Time Slot Interchange (TSI) facilities are used in time division multiplex switching systems to interconnct a calling station served by a first system time slot to a called station served by a second system time slot. This permits a common signal path to serve concurrently a plurality of calls by time sharing the use of the common path. Each call connection is granted exclusive use of the path for time interval defined by the system time slots associated with the connection.
A basic version of a time slot interchanger comprises a time slot driven RAM which is written with call information during a first system time slot under control of a first source of address information and which is read out during a second system time slot under control of a second source of address information. Each system time slot is associated with a unique RAM location as well as with a unique station served by the system. PCM encoded signals generated at a first station on a call are written into the associated input RAM location during each occurrence of the time slot associated with the first station. The system's time slot counter is used at that time as the addressing signal source for the RAM.
This PCM call information is transferred to a second station involved on the call during each occurrence of the system time slot assigned to the second station. This transfer is effected by applying the output of the system time slot counter to a translation RAM which generates an output signal identifying the time slot serving the first station. This generated time slot number is applied as addressing information to the time slot driven RAM which leads out the call information for the first station from its addressed location and applies the readout information over time shared PCM paths extending to the second station.
U.S. Pat. No. 4,112,258 issued Sept. 5, 1978 to H. G. Alles discloses an improved time slot interchanger that comprises a program controlled signal processor. In addition to performing a conventional time slot interchange function, the Alles TSI can insert a specified gain or loss into the interchange of any call signal. The Alles TSI also provides conferencing facilities. These facilities include the use of a single register operating as an accumulator for generating and storing the conferee sum and difference signals required in the serving of conference calls.
In Alles, all call data are written into an input RAM during each time frame. These data are next transferred to a processor of the TSI for processing. The processed call data are then transferred to an output RAM and are subsequently readout of the output RAM during another time frame. The time required to transfer data from the TSI input RAM via the TSI processor to the TSI output RAM comprises reading time, processing time, and writing time. The number of call connections that can be served as a TSI of the Alles type is limited by the processing time required to convey a signal from the input RAM to the output RAM.

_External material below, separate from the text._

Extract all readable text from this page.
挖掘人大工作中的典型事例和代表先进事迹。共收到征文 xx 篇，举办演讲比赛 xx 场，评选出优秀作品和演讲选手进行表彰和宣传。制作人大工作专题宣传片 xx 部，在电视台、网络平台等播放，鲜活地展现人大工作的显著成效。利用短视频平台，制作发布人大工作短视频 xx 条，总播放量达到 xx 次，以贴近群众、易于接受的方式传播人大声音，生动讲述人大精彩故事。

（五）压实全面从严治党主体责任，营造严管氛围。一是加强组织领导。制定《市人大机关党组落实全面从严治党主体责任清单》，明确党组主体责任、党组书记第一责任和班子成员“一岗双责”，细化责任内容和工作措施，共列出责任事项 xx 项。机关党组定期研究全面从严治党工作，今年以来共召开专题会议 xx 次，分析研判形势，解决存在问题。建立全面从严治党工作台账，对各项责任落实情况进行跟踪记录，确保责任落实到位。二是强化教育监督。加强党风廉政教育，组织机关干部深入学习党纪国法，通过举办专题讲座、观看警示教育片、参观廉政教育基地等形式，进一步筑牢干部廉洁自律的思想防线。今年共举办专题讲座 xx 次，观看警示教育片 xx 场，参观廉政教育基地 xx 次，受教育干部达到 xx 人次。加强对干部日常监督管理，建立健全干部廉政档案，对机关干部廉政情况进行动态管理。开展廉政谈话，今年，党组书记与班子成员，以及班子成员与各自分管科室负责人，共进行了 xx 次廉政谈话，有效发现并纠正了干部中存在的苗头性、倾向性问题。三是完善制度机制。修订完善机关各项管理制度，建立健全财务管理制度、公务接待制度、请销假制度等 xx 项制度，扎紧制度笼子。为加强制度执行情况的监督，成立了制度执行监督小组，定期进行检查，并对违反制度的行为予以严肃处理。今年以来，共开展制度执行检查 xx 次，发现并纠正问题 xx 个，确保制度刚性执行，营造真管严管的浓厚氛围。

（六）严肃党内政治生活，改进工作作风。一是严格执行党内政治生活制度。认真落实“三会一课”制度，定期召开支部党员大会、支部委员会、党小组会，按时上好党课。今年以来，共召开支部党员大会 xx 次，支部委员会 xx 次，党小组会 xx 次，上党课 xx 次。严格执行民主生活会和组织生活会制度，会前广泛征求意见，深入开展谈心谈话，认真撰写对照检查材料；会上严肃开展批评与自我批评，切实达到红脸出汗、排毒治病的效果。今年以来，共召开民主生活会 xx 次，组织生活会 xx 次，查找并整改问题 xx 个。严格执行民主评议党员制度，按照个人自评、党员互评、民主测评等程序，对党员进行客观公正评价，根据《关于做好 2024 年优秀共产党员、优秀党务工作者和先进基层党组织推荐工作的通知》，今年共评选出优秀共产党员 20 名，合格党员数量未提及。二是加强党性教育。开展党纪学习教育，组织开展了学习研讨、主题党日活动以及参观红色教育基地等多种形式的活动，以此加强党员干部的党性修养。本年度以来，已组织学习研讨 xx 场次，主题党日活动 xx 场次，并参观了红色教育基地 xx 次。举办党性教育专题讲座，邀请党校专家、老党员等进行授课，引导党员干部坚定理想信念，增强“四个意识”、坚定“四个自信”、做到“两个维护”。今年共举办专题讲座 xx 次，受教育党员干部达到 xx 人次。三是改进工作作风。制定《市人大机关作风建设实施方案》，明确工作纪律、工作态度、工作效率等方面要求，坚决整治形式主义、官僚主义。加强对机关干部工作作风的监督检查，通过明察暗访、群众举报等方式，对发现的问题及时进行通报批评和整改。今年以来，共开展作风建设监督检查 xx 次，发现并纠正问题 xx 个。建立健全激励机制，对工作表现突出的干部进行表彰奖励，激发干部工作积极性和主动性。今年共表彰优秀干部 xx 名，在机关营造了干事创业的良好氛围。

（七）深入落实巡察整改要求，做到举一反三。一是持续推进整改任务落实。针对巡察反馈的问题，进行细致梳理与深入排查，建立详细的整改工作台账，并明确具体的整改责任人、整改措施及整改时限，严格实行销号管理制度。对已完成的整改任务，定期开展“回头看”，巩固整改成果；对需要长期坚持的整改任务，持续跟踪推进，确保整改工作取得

A certain minimum number of PCM samples per second must be transferred between connected stations to maintain the required system frequency response of a PCM system. Since all time slots are served only once each time frame, a minimum sampling rate must be maintained for the number of frames transferred per second from the input RAM to the output RAM. This is called the system frame rate. The TSI input and output RAMs can read and write data at a faster rate than the Alles TSI processor can process the data. The processing time determines the number of call connections that can be served within the system frame time. Without changing the system's frame rate, the Alles TSI RAMs could be read and written at a faster rate if the processing time could be reduced. This would increase the call serving capacity of the system.